Financiamento: uma ameaça silenciosa
Os alertas sobre o colapso do financiamento internacional para HIV também marcaram o primeiro dia da IAS 2025. Segundo Mary Mahy, diretora de impacto de dados do Unaids, 73% das pessoas vivendo com HIV no mundo alcançaram a supressão viral até o final de 2024. No entanto, ela alertou que esse progresso está sob ameaça: “A crise de financiamento está colocando em risco conquistas que levaram décadas para serem construídas.”

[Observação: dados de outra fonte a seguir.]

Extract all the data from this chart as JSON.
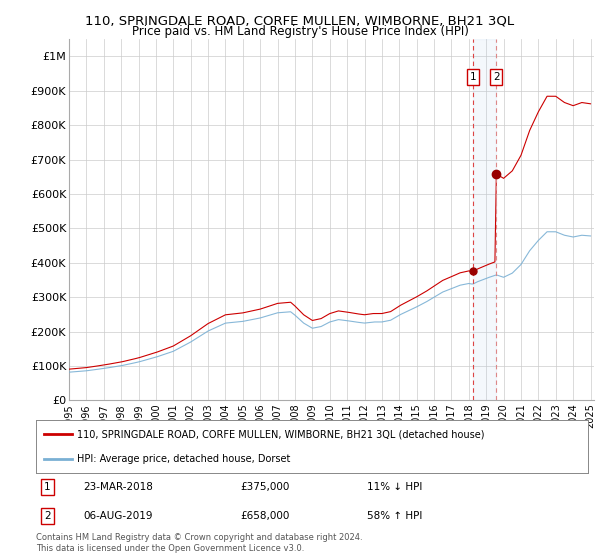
{
  "title": "110, SPRINGDALE ROAD, CORFE MULLEN, WIMBORNE, BH21 3QL",
  "subtitle": "Price paid vs. HM Land Registry's House Price Index (HPI)",
  "legend_line1": "110, SPRINGDALE ROAD, CORFE MULLEN, WIMBORNE, BH21 3QL (detached house)",
  "legend_line2": "HPI: Average price, detached house, Dorset",
  "annotation1_label": "1",
  "annotation1_date": "23-MAR-2018",
  "annotation1_price": "£375,000",
  "annotation1_pct": "11% ↓ HPI",
  "annotation2_label": "2",
  "annotation2_date": "06-AUG-2019",
  "annotation2_price": "£658,000",
  "annotation2_pct": "58% ↑ HPI",
  "footer": "Contains HM Land Registry data © Crown copyright and database right 2024.\nThis data is licensed under the Open Government Licence v3.0.",
  "sale1_year": 2018.22,
  "sale1_price": 375000,
  "sale2_year": 2019.58,
  "sale2_price": 658000,
  "line_color_red": "#cc0000",
  "line_color_blue": "#7ab0d4",
  "background_color": "#ffffff",
  "grid_color": "#cccccc",
  "ylim": [
    0,
    1050000
  ],
  "xlim": [
    1995.0,
    2025.2
  ],
  "yticks": [
    0,
    100000,
    200000,
    300000,
    400000,
    500000,
    600000,
    700000,
    800000,
    900000,
    1000000
  ],
  "ytick_labels": [
    "£0",
    "£100K",
    "£200K",
    "£300K",
    "£400K",
    "£500K",
    "£600K",
    "£700K",
    "£800K",
    "£900K",
    "£1M"
  ],
  "xticks": [
    1995,
    1996,
    1997,
    1998,
    1999,
    2000,
    2001,
    2002,
    2003,
    2004,
    2005,
    2006,
    2007,
    2008,
    2009,
    2010,
    2011,
    2012,
    2013,
    2014,
    2015,
    2016,
    2017,
    2018,
    2019,
    2020,
    2021,
    2022,
    2023,
    2024,
    2025
  ]
}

Winnie Byanyima, diretora executiva do Unaids, também foi incisiva: “Estamos presenciando uma interrupção massiva no financiamento internacional para o HIV, o que criou um choque sistêmico na resposta global. Mas não vamos recuar. A resposta à aids nasceu em meio à crise — resistir está no nosso DNA.”
Um chamado global

A IAS 2025 segue até 17 de julho com centenas de sessões voltadas à tradução de descobertas científicas em políticas e ações práticas, com foco especial nas regiões mais afetadas e nas populações historicamente negligenciadas.
A mensagem da abertura foi clara: sem vontade política, financiamento consistente e compromisso com a equidade, nem mesmo as inovações mais promissoras serão suficientes para acabar com a epidemia de HIV. A ciência mostrou o caminho — agora, o mundo precisa garantir que ele seja acessível para todas as pessoas.